Wolle die FDP künftig als Partei überleben, so müsse sie sich unter einer neuen Führung "programmatisch völlig neu erfinden", urteilt der Politikberater Fritz Goergen. Westerwelle habe es nicht verstanden, die FDP klar zu positionieren und thematisch breiter zu fassen.

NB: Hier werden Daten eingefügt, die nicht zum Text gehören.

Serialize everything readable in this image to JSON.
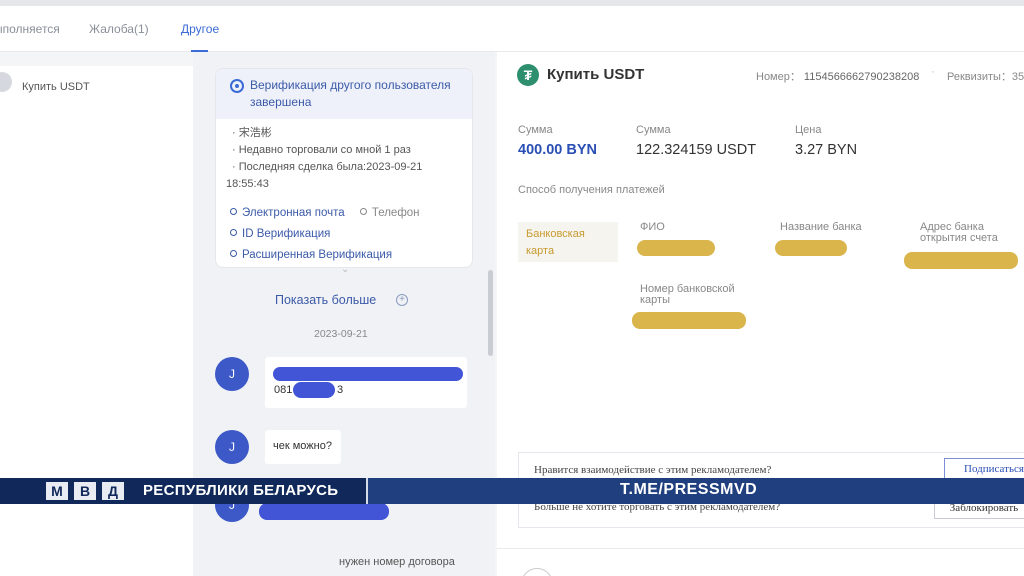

Fritz Goergen im Gespräch mit Peter Kapern | 05.04.2011
    Peter Kapern: Wir schauen noch einmal auf den Versuch der FDP, sich nach einer Serie von Wahlniederlagen neu zu positionieren. Im Moment – wir haben vor einer Stunde darüber berichtet – laufen in Berlin die Sitzungen der Parteigremien. Angesichts des sich rasant drehenden Personalkarussells droht aus dem Blick zu geraten, welch dramatische Auf- und Abwärtsentwicklung die FDP in der letzten Dekade durchgemacht hat. Zum Ende der Ära Kohl schien sie überflüssig zu sein, dann hauchte ihr Jürgen Möllemann neues Leben ein, startete die Mission acht, den Versuch, bei der Landtagswahl 2000 in Nordrhein-Westfalen aus der außerparlamentarischen Opposition aus dem Stand wieder acht Prozent zu erringen, was gelang und direkt in Guido Westerwelles Mission 18 mündete. Wir erinnern uns noch an den Aufkleber unter seinen Schuhsohlen. – Mit dabei als Berater in diesem Jahr war Fritz Goergen, und er ist nun bei uns am Telefon. Guten Tag.

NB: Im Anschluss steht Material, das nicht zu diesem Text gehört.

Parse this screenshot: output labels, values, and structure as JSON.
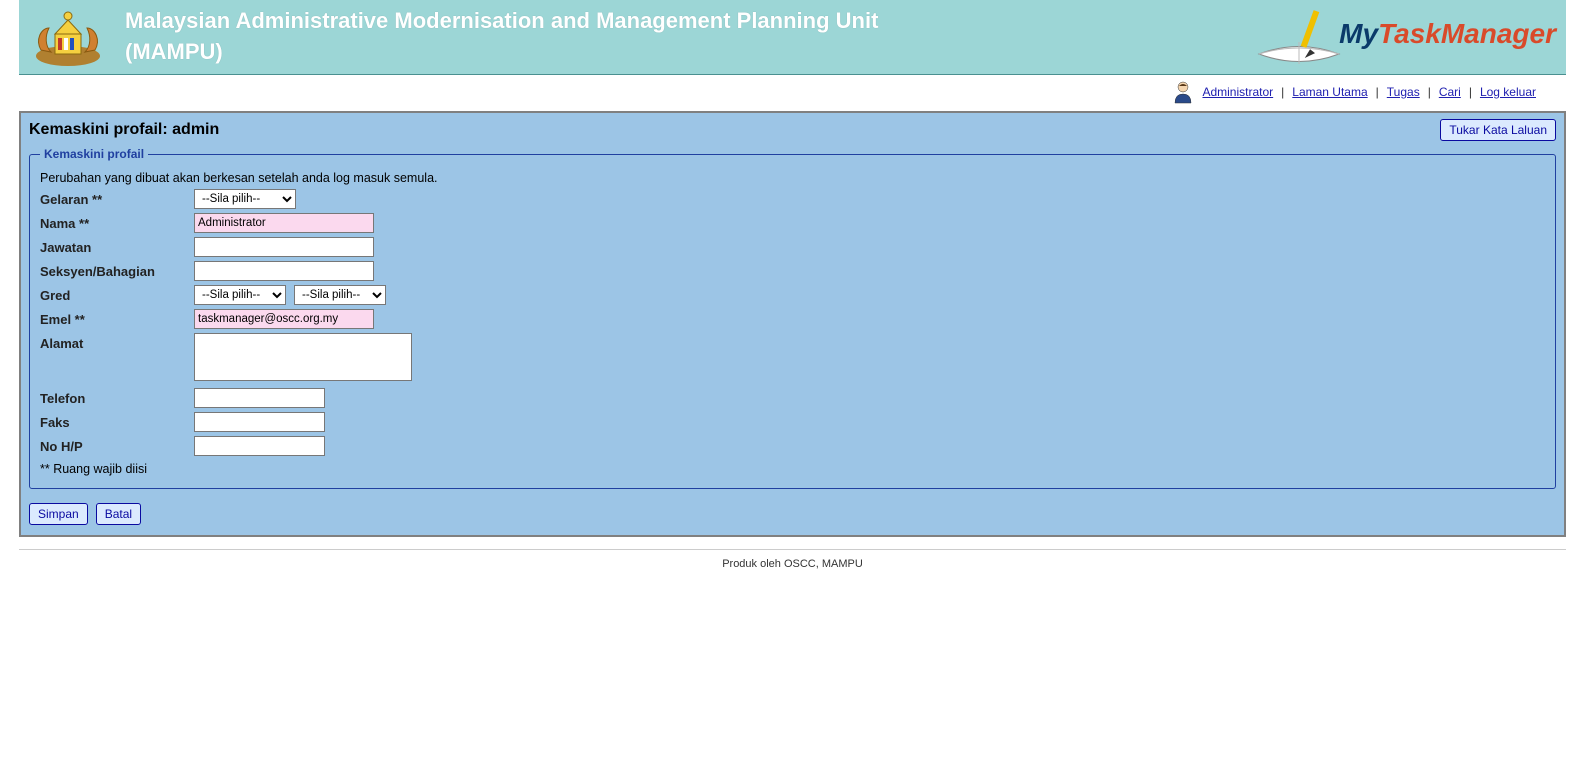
{
  "header": {
    "title_line1": "Malaysian Administrative Modernisation and Management Planning Unit",
    "title_line2": "(MAMPU)",
    "logo_my": "My",
    "logo_task": "Task",
    "logo_manager": "Manager"
  },
  "topnav": {
    "user": "Administrator",
    "links": {
      "home": "Laman Utama",
      "tasks": "Tugas",
      "search": "Cari",
      "logout": "Log keluar"
    }
  },
  "page": {
    "title": "Kemaskini profail: admin",
    "change_password_btn": "Tukar Kata Laluan"
  },
  "form": {
    "legend": "Kemaskini profail",
    "note": "Perubahan yang dibuat akan berkesan setelah anda log masuk semula.",
    "fields": {
      "gelaran_label": "Gelaran **",
      "gelaran_select": "--Sila pilih--",
      "nama_label": "Nama **",
      "nama_value": "Administrator",
      "jawatan_label": "Jawatan",
      "jawatan_value": "",
      "seksyen_label": "Seksyen/Bahagian",
      "seksyen_value": "",
      "gred_label": "Gred",
      "gred_select1": "--Sila pilih--",
      "gred_select2": "--Sila pilih--",
      "emel_label": "Emel **",
      "emel_value": "taskmanager@oscc.org.my",
      "alamat_label": "Alamat",
      "alamat_value": "",
      "telefon_label": "Telefon",
      "telefon_value": "",
      "faks_label": "Faks",
      "faks_value": "",
      "nohp_label": "No H/P",
      "nohp_value": ""
    },
    "required_note": "** Ruang wajib diisi",
    "save_btn": "Simpan",
    "cancel_btn": "Batal"
  },
  "footer": {
    "text": "Produk oleh OSCC, MAMPU"
  }
}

    Fritz Goergen: Guten Tag.

    Kapern: Herr Goergen, vom Projekt 18, von 15 Prozent Stimmenanteil bei der Bundestagswahl 2009 bis hin zur aktuellen Existenzkrise, das ist ein kurzer, aber steiler Weg. Gab es dabei so etwas wie den Kardinalfehler, den die Liberalen gemacht haben?

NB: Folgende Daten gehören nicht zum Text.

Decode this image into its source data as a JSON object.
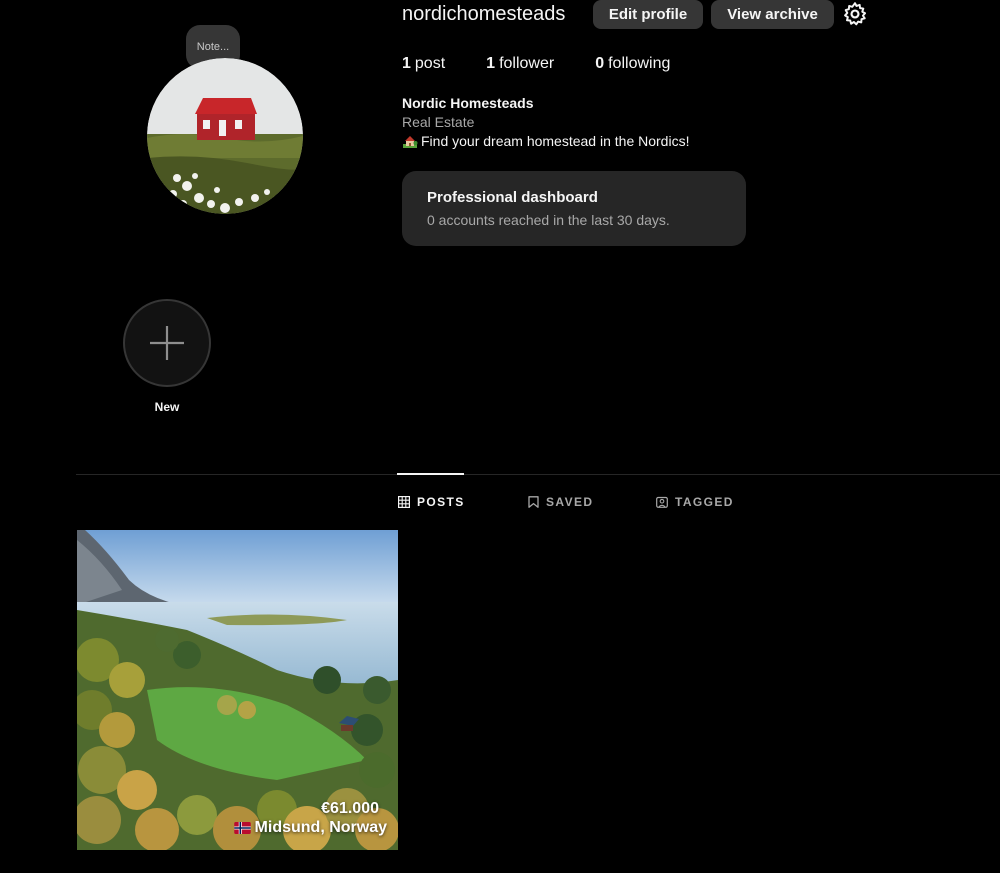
{
  "profile": {
    "username": "nordichomesteads",
    "full_name": "Nordic Homesteads",
    "category": "Real Estate",
    "bio": "Find your dream homestead in the Nordics!",
    "bio_icon": "house-with-garden-icon",
    "note_placeholder": "Note..."
  },
  "actions": {
    "edit_profile": "Edit profile",
    "view_archive": "View archive",
    "settings_icon": "gear-icon"
  },
  "stats": {
    "posts_count": "1",
    "posts_label": "post",
    "followers_count": "1",
    "followers_label": "follower",
    "following_count": "0",
    "following_label": "following"
  },
  "dashboard": {
    "title": "Professional dashboard",
    "subtitle": "0 accounts reached in the last 30 days."
  },
  "highlights": {
    "new_label": "New"
  },
  "tabs": [
    {
      "label": "POSTS",
      "icon": "grid-icon",
      "active": true
    },
    {
      "label": "SAVED",
      "icon": "bookmark-icon",
      "active": false
    },
    {
      "label": "TAGGED",
      "icon": "tagged-icon",
      "active": false
    }
  ],
  "posts": [
    {
      "price": "€61.000",
      "location": "Midsund, Norway",
      "flag": "norway-flag-icon"
    }
  ],
  "colors": {
    "background": "#000000",
    "button": "#363636",
    "card": "#262626",
    "secondary_text": "#a8a8a8"
  }
}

    Goergen: Der Kardinalfehler war, dass die Führung der FDP nicht erkannt hat, dass sie dieses fast 15-Prozent-Ergebnis nicht ihrer Steuersenkungsforderung verdankte, sondern der massiven Unzufriedenheit vieler Unions-naher Wähler mit Frau Merkel.

    Kapern: Was hätte denn ein gewiefter Parteivorsitzender tun müssen, gleich nachdem die Wahllokale geschlossen waren und die Hochrechnungen mit den 15 Prozent einliefen?

    Goergen: Er hätte die FDP dramatisch neu positionieren müssen, thematisch und programmatisch wesentlich breiter aufstellen müssen. Er hätte dazu ja sogar an seiner Seite einen Generalsekretär schon gehabt, Lindner, der dazu in der Lage ist. Er hätte also aus dem Geschenk eines solchen Wahlergebnisses durch Untermauerung programmatisch und tagespolitisch ein Fundament zimmern können, das für eine wesentlich größere FDP in mittlerer Frist gereicht hätte.

    Kapern: Das heißt, wenn ich Sie richtig verstehe, Herr Goergen, die 15 Prozent, die die FDP bei der letzten Bundestagswahl errungen hat, waren nicht das Verdienst des Guido Westerwelle. Dass die FDP nun aber in einer Existenzkrise steckt, das ist seine Verantwortung?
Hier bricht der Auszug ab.